Concretely, the neural network learns a low-dimensional approximation of word statistics for different paragraphs. In the hidden representation of this neural network, we get vectors representing each paragraph. These vectors have nice properties, in particular that similar paragraphs are close together.

Now, Google has some pretty awesome people. Andrew Dai, Quoc Le, and Greg Corrado decided to create paragraph vectors for some very interesting data sets. One of those was Wikipedia, creating a vector for every English Wikipedia article. I was lucky enough to be there at the time, and make some neat visualizations. (See Dai, et al. (2014))

Since there are a very large number of Wikipedia articles, we visualize a random subset. Again, we use t-SNE, because we want to understand what is close together.

The result is that we get a visualization of the entirety of Wikipedia. A map of Wikipedia. A large fraction of Wikipedia’s articles fall into a few broad topics: sports, music (songs and albums), films, species, and science. I wouldn’t have guessed that! Why, for example, is sports so massive? Well, it seems like many individual athletes, teams, stadiums, seasons, tournaments and games end up with their own articles – that adds up to a lot of articles! Similar reasons lead to the large music, films and species clusters.



This map of Wikipedia presents important structure on multiple scales. While, there is a large cluster for sports, there are sub-clusters for individual sports like tennis. Films have a separate cluster for non-Western films, like bollywood. Even very fine grained topics, like human proteins, are separated out!

Again, this is only scratching the surface. In the following interactive visualization, you can explore for your self. You can color points by their Wikipedia categories, or inspect individual points by hovering to see the article title. Clicking on a point will open the article.

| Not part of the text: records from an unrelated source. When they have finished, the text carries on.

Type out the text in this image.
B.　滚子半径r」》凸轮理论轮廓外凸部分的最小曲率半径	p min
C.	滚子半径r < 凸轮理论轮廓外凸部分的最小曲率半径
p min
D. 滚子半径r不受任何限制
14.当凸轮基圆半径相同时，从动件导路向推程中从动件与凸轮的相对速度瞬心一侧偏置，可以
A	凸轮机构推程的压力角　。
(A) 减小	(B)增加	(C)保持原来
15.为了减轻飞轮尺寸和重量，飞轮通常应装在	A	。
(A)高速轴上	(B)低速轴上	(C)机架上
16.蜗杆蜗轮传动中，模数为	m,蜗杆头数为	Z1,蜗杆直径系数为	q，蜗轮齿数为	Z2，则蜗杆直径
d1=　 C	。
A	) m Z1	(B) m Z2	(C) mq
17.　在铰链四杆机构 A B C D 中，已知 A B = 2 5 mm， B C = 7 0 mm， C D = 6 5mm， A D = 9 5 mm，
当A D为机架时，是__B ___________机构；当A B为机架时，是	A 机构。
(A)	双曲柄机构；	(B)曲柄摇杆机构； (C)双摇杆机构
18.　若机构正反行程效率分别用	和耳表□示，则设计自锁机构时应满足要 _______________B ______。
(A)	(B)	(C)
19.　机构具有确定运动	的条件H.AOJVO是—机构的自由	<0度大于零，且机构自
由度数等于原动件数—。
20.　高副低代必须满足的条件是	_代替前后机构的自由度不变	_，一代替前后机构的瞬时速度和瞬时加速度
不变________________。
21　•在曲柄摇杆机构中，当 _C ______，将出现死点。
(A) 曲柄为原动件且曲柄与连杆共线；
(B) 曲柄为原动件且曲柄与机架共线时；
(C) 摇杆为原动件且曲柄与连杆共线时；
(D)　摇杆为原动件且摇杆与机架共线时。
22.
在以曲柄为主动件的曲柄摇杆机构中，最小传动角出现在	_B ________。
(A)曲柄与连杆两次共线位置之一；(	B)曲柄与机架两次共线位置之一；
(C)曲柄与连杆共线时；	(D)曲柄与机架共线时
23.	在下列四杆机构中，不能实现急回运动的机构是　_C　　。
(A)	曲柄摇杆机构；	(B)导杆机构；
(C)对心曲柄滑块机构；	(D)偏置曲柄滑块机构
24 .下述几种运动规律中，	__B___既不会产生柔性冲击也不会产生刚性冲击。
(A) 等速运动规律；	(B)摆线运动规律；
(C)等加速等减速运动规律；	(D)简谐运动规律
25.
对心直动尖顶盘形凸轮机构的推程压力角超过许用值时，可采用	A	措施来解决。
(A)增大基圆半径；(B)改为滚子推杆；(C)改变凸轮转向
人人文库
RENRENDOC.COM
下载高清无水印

Color articles by Wikipedia category (eg. films): 

Wikipedia Paragraph Vectors Visualized with t-SNE
(Hover over a point to see the title. Click to open article.)
(See this with 50,000 points!)


(Note: Wikipedia categories can be quite unintuitive and much broader than you expect. For example, every human is included in the category applied ethics because humans are in peoplewhich is in personhood which is in issues in ethics which is in applied ethics.)